The translation of the title is:
So, obviously I just had to take this picture.
I love the fact that even in the medical profession people recognize that it's all up to G-d. Neither the doctors nor the pharmacists do the actual healing. A close friend of mine who's a doctor always says that she's no more than a "tool" of G-d.
Nothing is ever guaranteed. I'll never forget listening to my father's aunt reminiscing about her childhood. She was my grandfather's younger sister. I never knew my grandfather. He passed away a couple of years before I was born. They were very close.

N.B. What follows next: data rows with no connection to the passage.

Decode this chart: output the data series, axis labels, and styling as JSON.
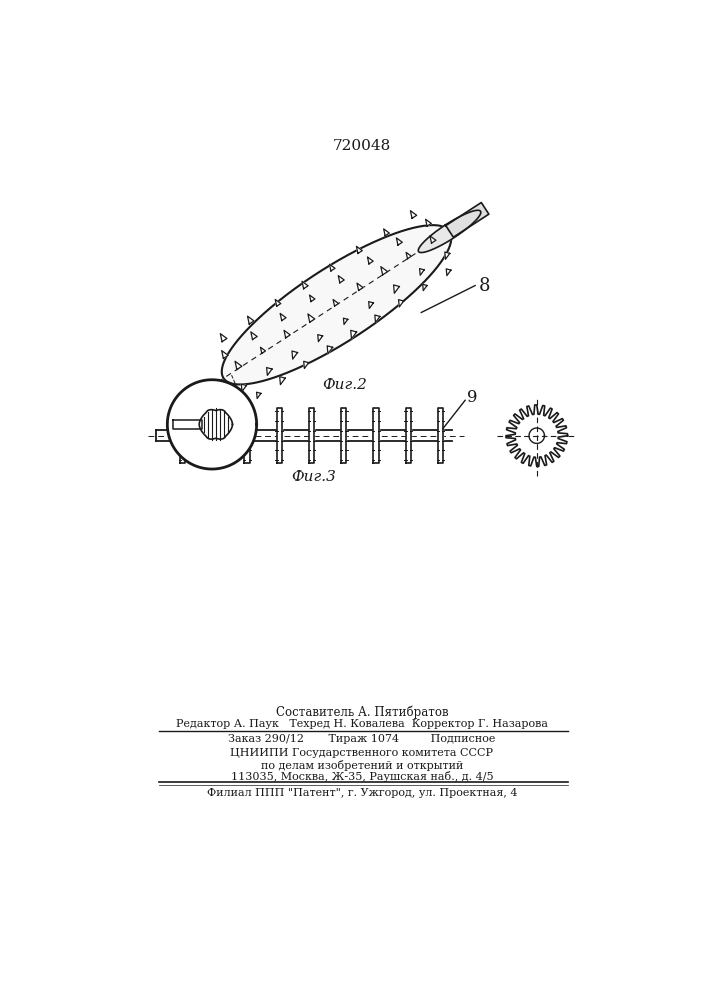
{
  "patent_number": "720048",
  "fig2_label": "8",
  "fig3_label": "9",
  "fig2_caption": "Фиг.2",
  "fig3_caption": "Фиг.3",
  "footer_lines": [
    "Составитель А. Пятибратов",
    "Редактор А. Паук   Техред Н. Ковалева  Корректор Г. Назарова",
    "Заказ 290/12       Тираж 1074         Подписное",
    "ЦНИИПИ Государственного комитета СССР",
    "по делам изобретений и открытий",
    "113035, Москва, Ж-35, Раушская наб., д. 4/5",
    "Филиал ППП \"Патент\", г. Ужгород, ул. Проектная, 4"
  ],
  "bg_color": "#ffffff",
  "line_color": "#1a1a1a"
}
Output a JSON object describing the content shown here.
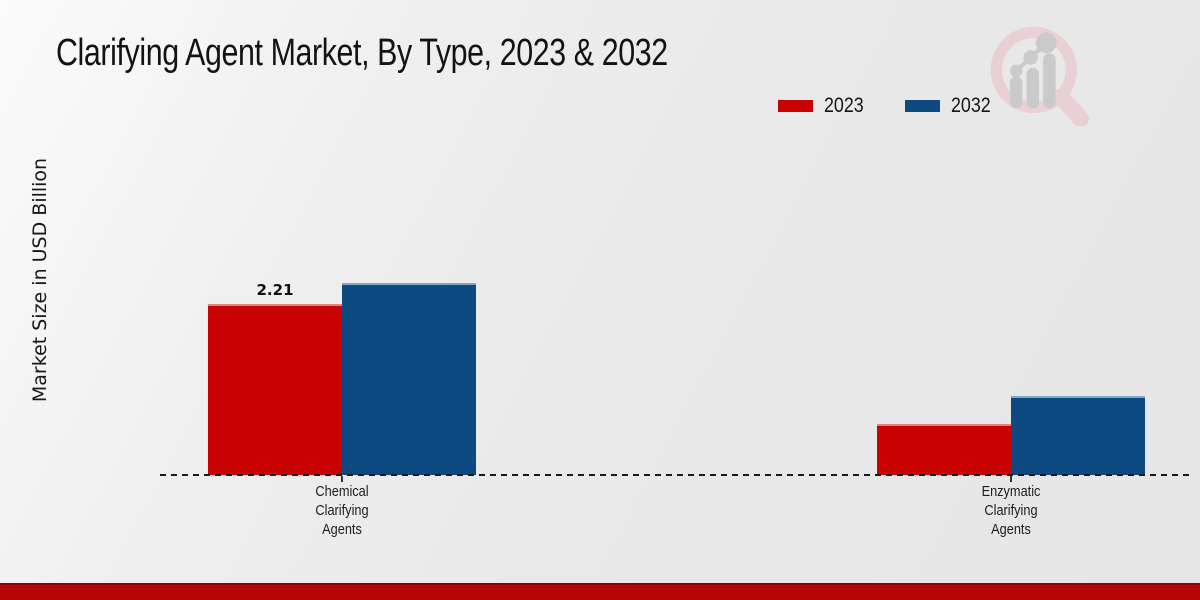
{
  "branding": {
    "logo_icon": "magnifier-bar-chart-logo",
    "logo_ring_color": "#e9ced3",
    "logo_bar_color": "#c7c7c9",
    "footer_bar_color": "#b70404"
  },
  "chart_data": {
    "type": "bar",
    "title": "Clarifying Agent Market, By Type, 2023 & 2032",
    "xlabel": "",
    "ylabel": "Market Size in USD Billion",
    "categories": [
      "Chemical\nClarifying\nAgents",
      "Enzymatic\nClarifying\nAgents"
    ],
    "series": [
      {
        "name": "2023",
        "color": "#c90303",
        "values": [
          2.21,
          0.66
        ]
      },
      {
        "name": "2032",
        "color": "#0d4a82",
        "values": [
          2.48,
          1.02
        ]
      }
    ],
    "data_labels": [
      {
        "series_index": 0,
        "category_index": 0,
        "text": "2.21"
      }
    ],
    "ylim": [
      0,
      2.6
    ],
    "grid": false,
    "legend_position": "top-right",
    "baseline_style": "dashed",
    "axis_ticks_visible": true,
    "y_tick_labels_visible": false
  }
}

She told me that she had also had a younger brother.
"We were both very sick. We were put in the same bed. We were given the same medicine. He died, and I lived."

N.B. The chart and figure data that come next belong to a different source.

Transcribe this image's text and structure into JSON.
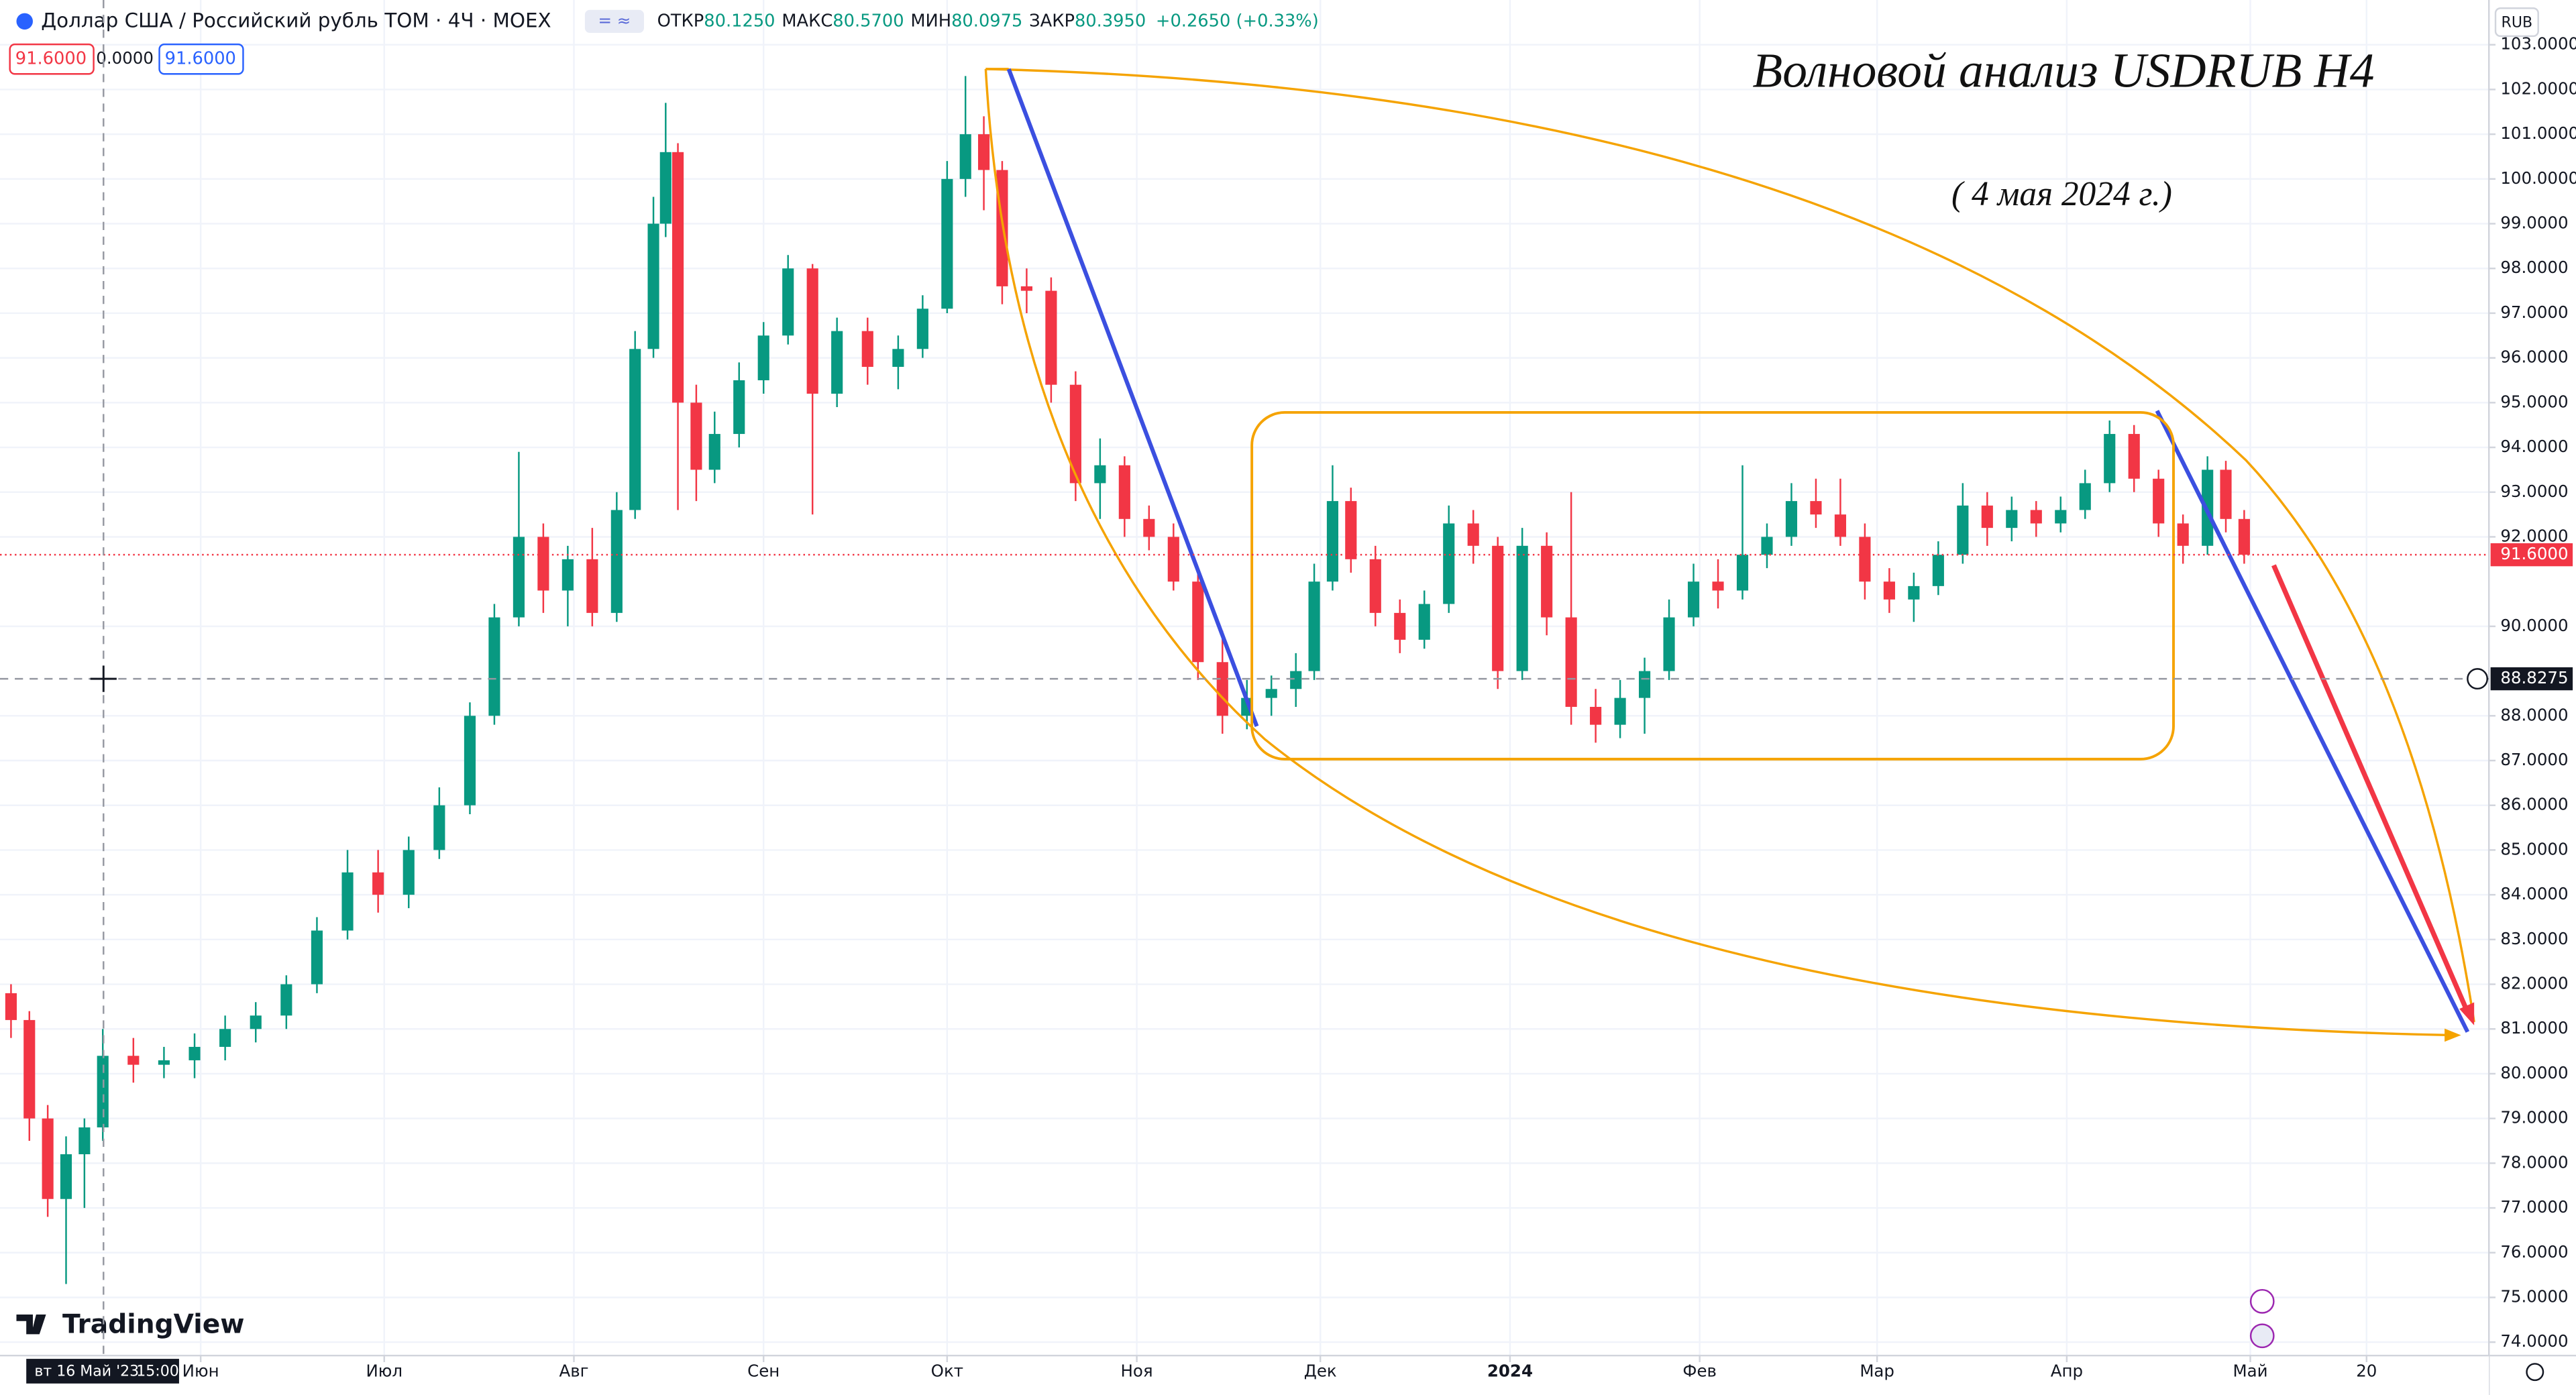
{
  "chart_data": {
    "type": "candlestick",
    "symbol": "Доллар США / Российский рубль TOM · 4Ч · MOEX",
    "ohlc_header": [
      {
        "label": "ОТКР",
        "value": "80.1250"
      },
      {
        "label": "МАКС",
        "value": "80.5700"
      },
      {
        "label": "МИН",
        "value": "80.0975"
      },
      {
        "label": "ЗАКР",
        "value": "80.3950"
      }
    ],
    "change": "+0.2650 (+0.33%)",
    "price_boxes": [
      "91.6000",
      "0.0000",
      "91.6000"
    ],
    "annotations": [
      "Волновой анализ USDRUB H4",
      "( 4 мая 2024 г.)"
    ],
    "currency": "RUB",
    "brand": "TradingView",
    "last_price": {
      "value": 91.6,
      "label": "91.6000"
    },
    "crosshair": {
      "value": 88.8275,
      "label": "88.8275",
      "time_label": "вт 16 Май '23",
      "time": "15:00"
    },
    "up_color": "#089981",
    "down_color": "#f23645",
    "grid": true,
    "xlim": [
      -1.8,
      405
    ],
    "xticks": [
      {
        "value": 31,
        "label": "Июн"
      },
      {
        "value": 61,
        "label": "Июл"
      },
      {
        "value": 92,
        "label": "Авг"
      },
      {
        "value": 123,
        "label": "Сен"
      },
      {
        "value": 153,
        "label": "Окт"
      },
      {
        "value": 184,
        "label": "Ноя"
      },
      {
        "value": 214,
        "label": "Дек"
      },
      {
        "value": 245,
        "label": "2024"
      },
      {
        "value": 276,
        "label": "Фев"
      },
      {
        "value": 305,
        "label": "Мар"
      },
      {
        "value": 336,
        "label": "Апр"
      },
      {
        "value": 366,
        "label": "Май"
      },
      {
        "value": 385,
        "label": "20"
      }
    ],
    "ylim": [
      73.7,
      104
    ],
    "yticks": [
      {
        "value": 74,
        "label": "74.0000"
      },
      {
        "value": 75,
        "label": "75.0000"
      },
      {
        "value": 76,
        "label": "76.0000"
      },
      {
        "value": 77,
        "label": "77.0000"
      },
      {
        "value": 78,
        "label": "78.0000"
      },
      {
        "value": 79,
        "label": "79.0000"
      },
      {
        "value": 80,
        "label": "80.0000"
      },
      {
        "value": 81,
        "label": "81.0000"
      },
      {
        "value": 82,
        "label": "82.0000"
      },
      {
        "value": 83,
        "label": "83.0000"
      },
      {
        "value": 84,
        "label": "84.0000"
      },
      {
        "value": 85,
        "label": "85.0000"
      },
      {
        "value": 86,
        "label": "86.0000"
      },
      {
        "value": 87,
        "label": "87.0000"
      },
      {
        "value": 88,
        "label": "88.0000"
      },
      {
        "value": 90,
        "label": "90.0000"
      },
      {
        "value": 92,
        "label": "92.0000"
      },
      {
        "value": 93,
        "label": "93.0000"
      },
      {
        "value": 94,
        "label": "94.0000"
      },
      {
        "value": 95,
        "label": "95.0000"
      },
      {
        "value": 96,
        "label": "96.0000"
      },
      {
        "value": 97,
        "label": "97.0000"
      },
      {
        "value": 98,
        "label": "98.0000"
      },
      {
        "value": 99,
        "label": "99.0000"
      },
      {
        "value": 100,
        "label": "100.0000"
      },
      {
        "value": 101,
        "label": "101.0000"
      },
      {
        "value": 102,
        "label": "102.0000"
      },
      {
        "value": 103,
        "label": "103.0000"
      }
    ],
    "x": [
      0,
      3,
      6,
      9,
      12,
      15,
      20,
      25,
      30,
      35,
      40,
      45,
      50,
      55,
      60,
      65,
      70,
      75,
      79,
      83,
      87,
      91,
      95,
      99,
      102,
      105,
      107,
      109,
      112,
      115,
      119,
      123,
      127,
      131,
      135,
      140,
      145,
      149,
      153,
      156,
      159,
      162,
      166,
      170,
      174,
      178,
      182,
      186,
      190,
      194,
      198,
      202,
      206,
      210,
      213,
      216,
      219,
      223,
      227,
      231,
      235,
      239,
      243,
      247,
      251,
      255,
      259,
      263,
      267,
      271,
      275,
      279,
      283,
      287,
      291,
      295,
      299,
      303,
      307,
      311,
      315,
      319,
      323,
      327,
      331,
      335,
      339,
      343,
      347,
      351,
      355,
      359,
      362,
      365
    ],
    "open": [
      81.8,
      81.2,
      79.0,
      77.2,
      78.2,
      78.8,
      80.4,
      80.2,
      80.3,
      80.6,
      81.0,
      81.3,
      82.0,
      83.2,
      84.5,
      84.0,
      85.0,
      86.0,
      88.0,
      90.2,
      92.0,
      90.8,
      91.5,
      90.3,
      92.6,
      96.2,
      99.0,
      100.6,
      95.0,
      93.5,
      94.3,
      95.5,
      96.5,
      98.0,
      95.2,
      96.6,
      95.8,
      96.2,
      97.1,
      100.0,
      101.0,
      100.2,
      97.6,
      97.5,
      95.4,
      93.2,
      93.6,
      92.4,
      92.0,
      91.0,
      89.2,
      88.0,
      88.4,
      88.6,
      89.0,
      91.0,
      92.8,
      91.5,
      90.3,
      89.7,
      90.5,
      92.3,
      91.8,
      89.0,
      91.8,
      90.2,
      88.2,
      87.8,
      88.4,
      89.0,
      90.2,
      91.0,
      90.8,
      91.6,
      92.0,
      92.8,
      92.5,
      92.0,
      91.0,
      90.6,
      90.9,
      91.6,
      92.7,
      92.2,
      92.6,
      92.3,
      92.6,
      93.2,
      94.3,
      93.3,
      92.3,
      91.8,
      93.5,
      92.4
    ],
    "high": [
      82.0,
      81.4,
      79.3,
      78.6,
      79.0,
      81.0,
      80.8,
      80.6,
      80.9,
      81.3,
      81.6,
      82.2,
      83.5,
      85.0,
      85.0,
      85.3,
      86.4,
      88.3,
      90.5,
      93.9,
      92.3,
      91.8,
      92.2,
      93.0,
      96.6,
      99.6,
      101.7,
      100.8,
      95.4,
      94.8,
      95.9,
      96.8,
      98.3,
      98.1,
      96.9,
      96.9,
      96.5,
      97.4,
      100.4,
      102.3,
      101.4,
      100.4,
      98.0,
      97.8,
      95.7,
      94.2,
      93.8,
      92.7,
      92.3,
      91.3,
      89.9,
      88.8,
      88.9,
      89.4,
      91.4,
      93.6,
      93.1,
      91.8,
      90.6,
      90.8,
      92.7,
      92.6,
      92.0,
      92.2,
      92.1,
      93.0,
      88.6,
      88.8,
      89.3,
      90.6,
      91.4,
      91.5,
      93.6,
      92.3,
      93.2,
      93.3,
      93.3,
      92.3,
      91.3,
      91.2,
      91.9,
      93.2,
      93.0,
      92.9,
      92.8,
      92.9,
      93.5,
      94.6,
      94.5,
      93.5,
      92.5,
      93.8,
      93.7,
      92.6
    ],
    "low": [
      80.8,
      78.5,
      76.8,
      75.3,
      77.0,
      78.5,
      79.8,
      79.9,
      79.9,
      80.3,
      80.7,
      81.0,
      81.8,
      83.0,
      83.6,
      83.7,
      84.8,
      85.8,
      87.8,
      90.0,
      90.3,
      90.0,
      90.0,
      90.1,
      92.4,
      96.0,
      98.7,
      92.6,
      92.8,
      93.2,
      94.0,
      95.2,
      96.3,
      92.5,
      94.9,
      95.4,
      95.3,
      96.0,
      97.0,
      99.6,
      99.3,
      97.2,
      97.0,
      95.0,
      92.8,
      92.4,
      92.0,
      91.7,
      90.8,
      88.8,
      87.6,
      87.7,
      88.0,
      88.2,
      88.8,
      90.8,
      91.2,
      90.0,
      89.4,
      89.5,
      90.3,
      91.4,
      88.6,
      88.8,
      89.8,
      87.8,
      87.4,
      87.5,
      87.6,
      88.8,
      90.0,
      90.4,
      90.6,
      91.3,
      91.8,
      92.2,
      91.8,
      90.6,
      90.3,
      90.1,
      90.7,
      91.4,
      91.8,
      91.9,
      92.0,
      92.1,
      92.4,
      93.0,
      93.0,
      92.0,
      91.4,
      91.6,
      92.1,
      91.4
    ],
    "close": [
      81.2,
      79.0,
      77.2,
      78.2,
      78.8,
      80.4,
      80.2,
      80.3,
      80.6,
      81.0,
      81.3,
      82.0,
      83.2,
      84.5,
      84.0,
      85.0,
      86.0,
      88.0,
      90.2,
      92.0,
      90.8,
      91.5,
      90.3,
      92.6,
      96.2,
      99.0,
      100.6,
      95.0,
      93.5,
      94.3,
      95.5,
      96.5,
      98.0,
      95.2,
      96.6,
      95.8,
      96.2,
      97.1,
      100.0,
      101.0,
      100.2,
      97.6,
      97.5,
      95.4,
      93.2,
      93.6,
      92.4,
      92.0,
      91.0,
      89.2,
      88.0,
      88.4,
      88.6,
      89.0,
      91.0,
      92.8,
      91.5,
      90.3,
      89.7,
      90.5,
      92.3,
      91.8,
      89.0,
      91.8,
      90.2,
      88.2,
      87.8,
      88.4,
      89.0,
      90.2,
      91.0,
      90.8,
      91.6,
      92.0,
      92.8,
      92.5,
      92.0,
      91.0,
      90.6,
      90.9,
      91.6,
      92.7,
      92.2,
      92.6,
      92.3,
      92.6,
      93.2,
      94.3,
      93.3,
      92.3,
      91.8,
      93.5,
      92.4,
      91.6
    ]
  }
}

That tragic event haunted her for her entire life. She could not accept the fact that the medicine didn't work on her little brother. She remained a G-d fearing woman for her entire life.
Here in Israel it's always surprising to see people who by their mode of dress don't look religious at all, but they never forget to kiss every mezuzah they pass.
The aliyah saga of Jennifer in MamaLand is full of lovely "only in Israel" stories, too, Weird moments of holiness… I love the fact that she is surprised that Judaica can be found all over and at reasonable prices. Being a Jewish country, the items are for use, rather than display.
In a few hours we'll be celebrating the Holiday of Succot, moving into our sukkot as much as we can. It's a holiday that reminds us that life is a "journey," and we shouldn't get too attached to possessions. It's davka the Holiday of Joy. We're supposed to celebrate ושמחת בחגך והיית אך שמח visamachta bichagecha vihayita ach same'ach, be joyful in your holiday and be very happy.